Senate Democrats pushed nine different gun controls during the past six weeks, and ABC News has now emerged with a tenth gun law which they suggest may be the ringer.
That law would legalize firearm confiscation orders like those in Washington state. Such orders allow a judge to issue an ex parte order for the confiscation of an American’s firearms. This means the order can be issued without the firearm owner even being present for the process. His or her first knowledge of the order would come when police knocked on their door to sweep the house for firearms.According to ABC News, the orders are supported by Sandy Hook Promise, the gun control group to which Tim McGraw donated concert proceeds in July 2015. The firearm confiscation orders are also supported by Michael Bloomberg-funded Everytown for Gun Safety.
In fact, ABC News reported that Everytown claims “4,500 Americans died due to gun violence in August” of this year. This claim is misleading in a number of ways.

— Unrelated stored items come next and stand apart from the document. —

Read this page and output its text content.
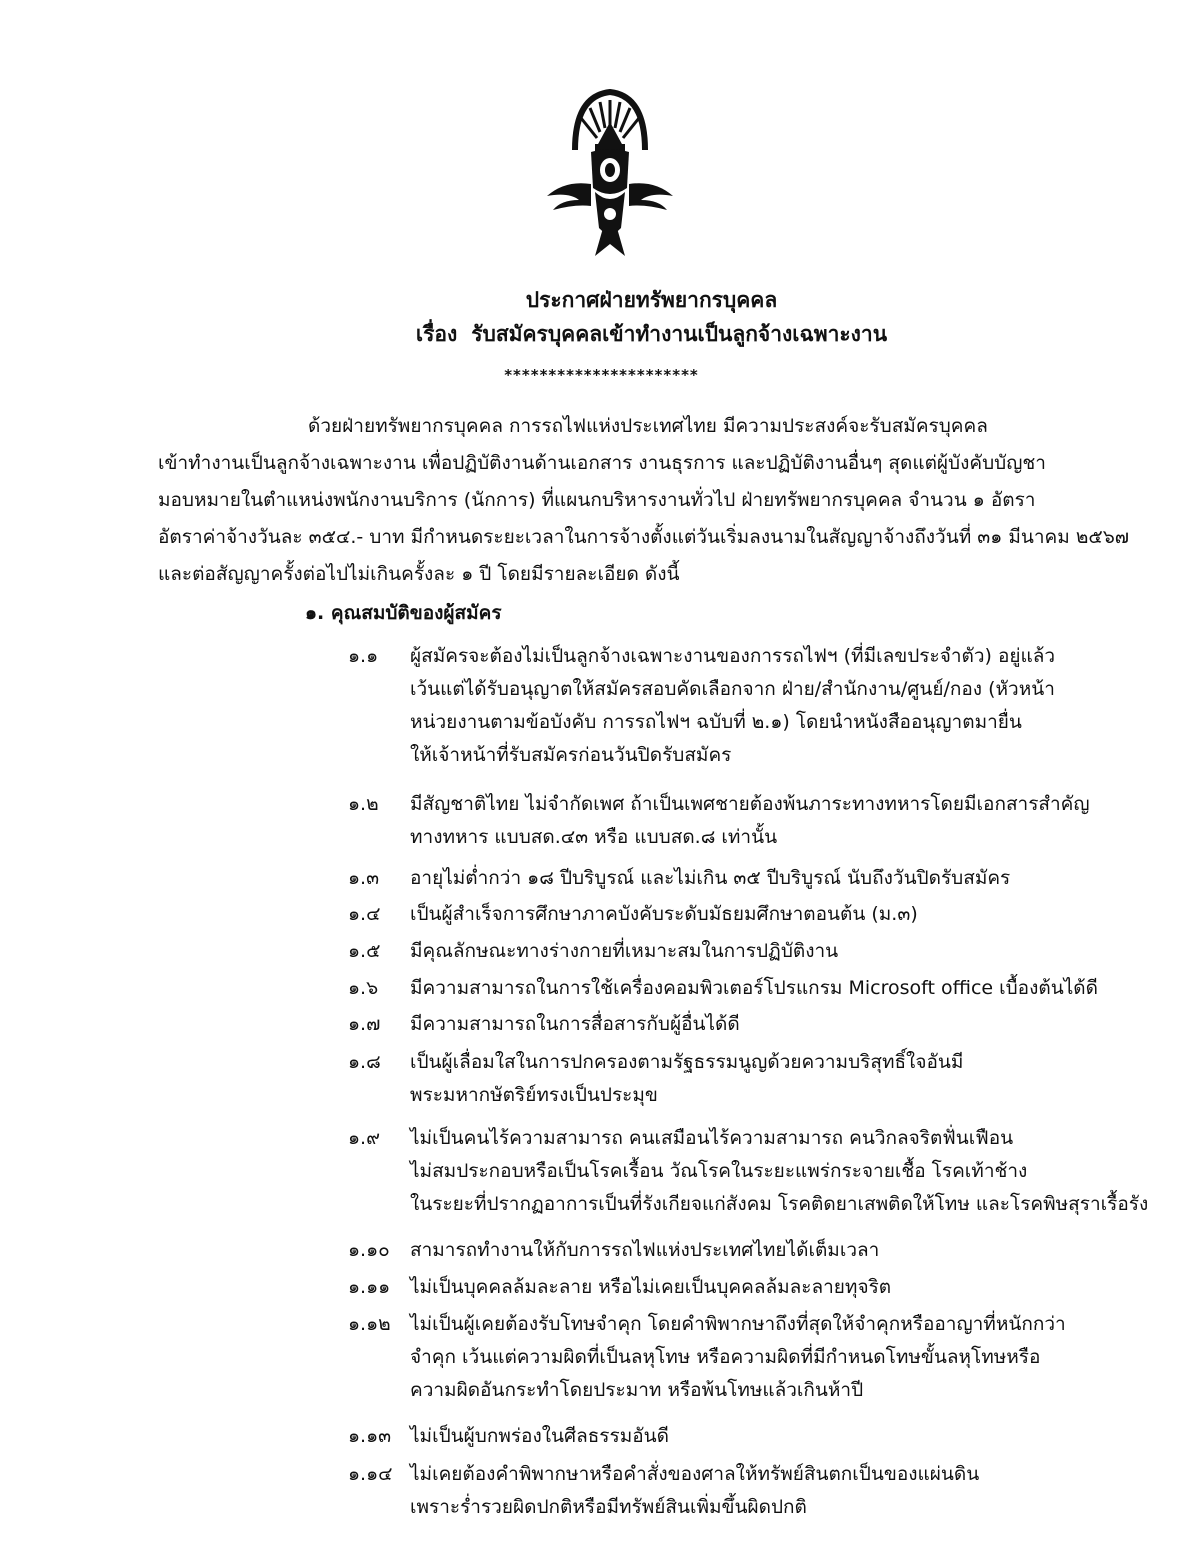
ประกาศฝ่ายทรัพยากรบุคคล
เรื่อง รับสมัครบุคคลเข้าทำงานเป็นลูกจ้างเฉพาะงาน
**********************
ด้วยฝ่ายทรัพยากรบุคคล การรถไฟแห่งประเทศไทย มีความประสงค์จะรับสมัครบุคคล
เข้าทำงานเป็นลูกจ้างเฉพาะงาน เพื่อปฏิบัติงานด้านเอกสาร งานธุรการ และปฏิบัติงานอื่นๆ สุดแต่ผู้บังคับบัญชา
มอบหมายในตำแหน่งพนักงานบริการ (นักการ) ที่แผนกบริหารงานทั่วไป ฝ่ายทรัพยากรบุคคล จำนวน ๑ อัตรา
อัตราค่าจ้างวันละ ๓๕๔.- บาท มีกำหนดระยะเวลาในการจ้างตั้งแต่วันเริ่มลงนามในสัญญาจ้างถึงวันที่ ๓๑ มีนาคม ๒๕๖๗
และต่อสัญญาครั้งต่อไปไม่เกินครั้งละ ๑ ปี โดยมีรายละเอียด ดังนี้
๑. คุณสมบัติของผู้สมัคร
๑.๑	ผู้สมัครจะต้องไม่เป็นลูกจ้างเฉพาะงานของการรถไฟฯ (ที่มีเลขประจำตัว) อยู่แล้ว
เว้นแต่ได้รับอนุญาตให้สมัครสอบคัดเลือกจาก ฝ่าย/สำนักงาน/ศูนย์/กอง (หัวหน้า
หน่วยงานตามข้อบังคับ การรถไฟฯ ฉบับที่ ๒.๑) โดยนำหนังสืออนุญาตมายื่น
ให้เจ้าหน้าที่รับสมัครก่อนวันปิดรับสมัคร
๑.๒	มีสัญชาติไทย ไม่จำกัดเพศ ถ้าเป็นเพศชายต้องพ้นภาระทางทหารโดยมีเอกสารสำคัญ
ทางทหาร แบบสด.๔๓ หรือ แบบสด.๘ เท่านั้น
๑.๓	อายุไม่ต่ำกว่า ๑๘ ปีบริบูรณ์ และไม่เกิน ๓๕ ปีบริบูรณ์ นับถึงวันปิดรับสมัคร
๑.๔	เป็นผู้สำเร็จการศึกษาภาคบังคับระดับมัธยมศึกษาตอนต้น (ม.๓)
๑.๕	มีคุณลักษณะทางร่างกายที่เหมาะสมในการปฏิบัติงาน
๑.๖	มีความสามารถในการใช้เครื่องคอมพิวเตอร์โปรแกรม Microsoft office เบื้องต้นได้ดี
๑.๗	มีความสามารถในการสื่อสารกับผู้อื่นได้ดี
๑.๘	เป็นผู้เลื่อมใสในการปกครองตามรัฐธรรมนูญด้วยความบริสุทธิ์ใจอันมี
พระมหากษัตริย์ทรงเป็นประมุข
๑.๙	ไม่เป็นคนไร้ความสามารถ คนเสมือนไร้ความสามารถ คนวิกลจริตฟั่นเฟือน
ไม่สมประกอบหรือเป็นโรคเรื้อน วัณโรคในระยะแพร่กระจายเชื้อ โรคเท้าช้าง
ในระยะที่ปรากฏอาการเป็นที่รังเกียจแก่สังคม โรคติดยาเสพติดให้โทษ และโรคพิษสุราเรื้อรัง
๑.๑๐	สามารถทำงานให้กับการรถไฟแห่งประเทศไทยได้เต็มเวลา
๑.๑๑	ไม่เป็นบุคคลล้มละลาย หรือไม่เคยเป็นบุคคลล้มละลายทุจริต
๑.๑๒	ไม่เป็นผู้เคยต้องรับโทษจำคุก โดยคำพิพากษาถึงที่สุดให้จำคุกหรืออาญาที่หนักกว่า
จำคุก เว้นแต่ความผิดที่เป็นลหุโทษ หรือความผิดที่มีกำหนดโทษขั้นลหุโทษหรือ
ความผิดอันกระทำโดยประมาท หรือพ้นโทษแล้วเกินห้าปี
๑.๑๓ ไม่เป็นผู้บกพร่องในศีลธรรมอันดี
๑.๑๔ ไม่เคยต้องคำพิพากษาหรือคำสั่งของศาลให้ทรัพย์สินตกเป็นของแผ่นดิน
เพราะร่ำรวยผิดปกติหรือมีทรัพย์สินเพิ่มขึ้นผิดปกติ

For one, it does not differentiate between Americans who die due to suicide versus those who die via gun crime, homicide. Gun crime only makes up one-third of gun deaths each year in America. Two-thirds of the deaths are suicides.
The second misleading aspect of claiming “4,500 Americans died due to gun violence in August” is that the annual average for gun deaths is 31,000 to 33,000 (and the vast majority of these are suicides, as previously noted). If 4,500 were being killed each month, that would push the total number of gun deaths to 54,000 annually, which is an outlandish claim.
In addition to Washington state, gun confiscation orders exist in Oregon, Connecticut, and California. They were passed in California after Elliot Rodger complied with every state and federal gun control on the books, then drove around Santa Barbara shooting people on May 23, 2014. UCLA law professor Adam Winkler spoke with the National Journal about the orders and explained that they would not have stopped Rodger nor would they have stopped Sandy Hook Elementary School gunman Adam Lanza. The reason in both cases is because family would have had to recognize the propensity for violence in the two attackers, for the purposes of securing a confiscation order, and there is no indication that either family did.
Professor Winkler put it this way: “The truth is that it is very rare to know in advance when someone is going to be dangerous with a firearm. This is not going to make a huge dent in our gun violence statistics.”